Amelia was not sure there was an ‘us’. For the longest time it had felt as though it had been the two of them, two individuals, trying to connect the way they knew how.
Something in her life didn’t make sense. The puma had stood in the road like a loud warning – wild, improbable, alive. People had stopped and stared. They had felt something pierce the ordinary fabric of their day.
She had felt the same dull weight she carried everywhere. A film between her and the world.
But here, in this tiled, wallpapered, painted room, she felt everything. The wrongness of the new light fixture. The way the bathmat no longer matched the towels. The quiet assumption that change was good simply because it was change.
Small things, she realised, only become unbearable when they are symptoms.
It wasn’t the towel ring. It was the fact that James hadn’t asked. It was the way he said ‘we’ when he meant himself. It was how she had stopped braking for wonder but could not stop flinching at a shifted soap dish.
One evening Amelia stood in the doorway while James was building a new bathroom cabinet.
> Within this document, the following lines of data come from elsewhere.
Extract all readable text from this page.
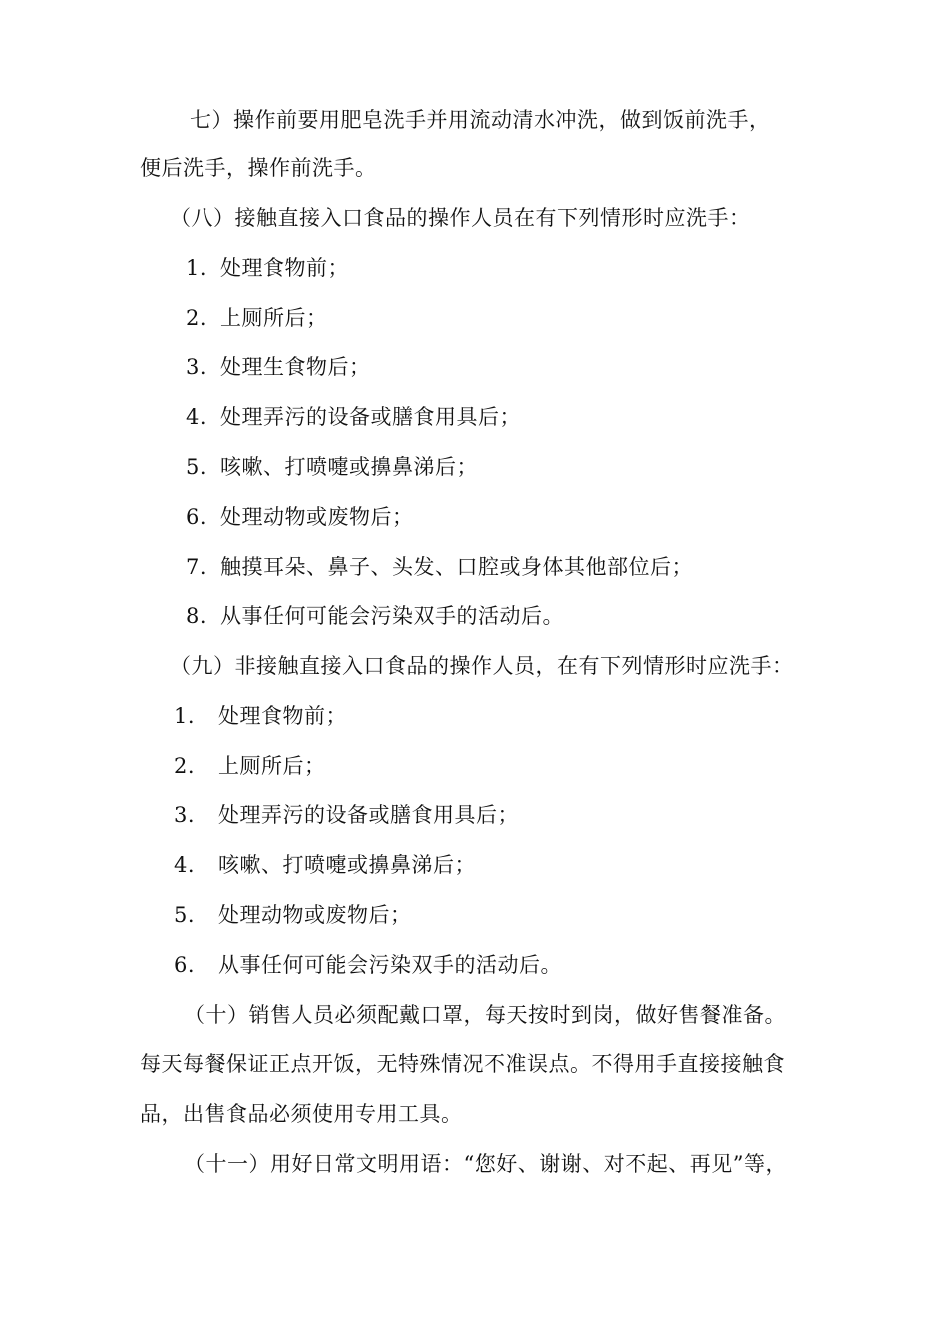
七）操作前要用肥皂洗手并用流动清水冲洗，做到饭前洗手，
便后洗手，操作前洗手。
（八）接触直接入口食品的操作人员在有下列情形时应洗手：
1. 处理食物前；
2. 上厕所后；
3. 处理生食物后；
4. 处理弄污的设备或膳食用具后；
5. 咳嗽、打喷嚏或擤鼻涕后；
6. 处理动物或废物后；
7. 触摸耳朵、鼻子、头发、口腔或身体其他部位后；
8. 从事任何可能会污染双手的活动后。
（九）非接触直接入口食品的操作人员，在有下列情形时应洗手：
1. 处理食物前；
2. 上厕所后；
3. 处理弄污的设备或膳食用具后；
4. 咳嗽、打喷嚏或擤鼻涕后；
5. 处理动物或废物后；
6. 从事任何可能会污染双手的活动后。
（十）销售人员必须配戴口罩，每天按时到岗，做好售餐准备。
每天每餐保证正点开饭，无特殊情况不准误点。不得用手直接接触食
品，出售食品必须使用专用工具。
（十一）用好日常文明用语：“您好、谢谢、对不起、再见”等，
Once again in a style that seemed out of place.
‘Do you like it?’ he asked, softer this time.
She looked past him, at the immaculate lines, the careful improvements, the room becoming something sleek and unfamiliar.
‘I don’t know,’ she said. And this time it was not about the bathroom.
Outside, somewhere beyond their apartment building, the road to her work and the brush, the puma moved through the dark, indifferent to grout lines and chrome finishes.
She wondered, briefly, what it must feel like to be so entirely at home in your own skin that you could cross a road full of astonished people and not once question where you belonged.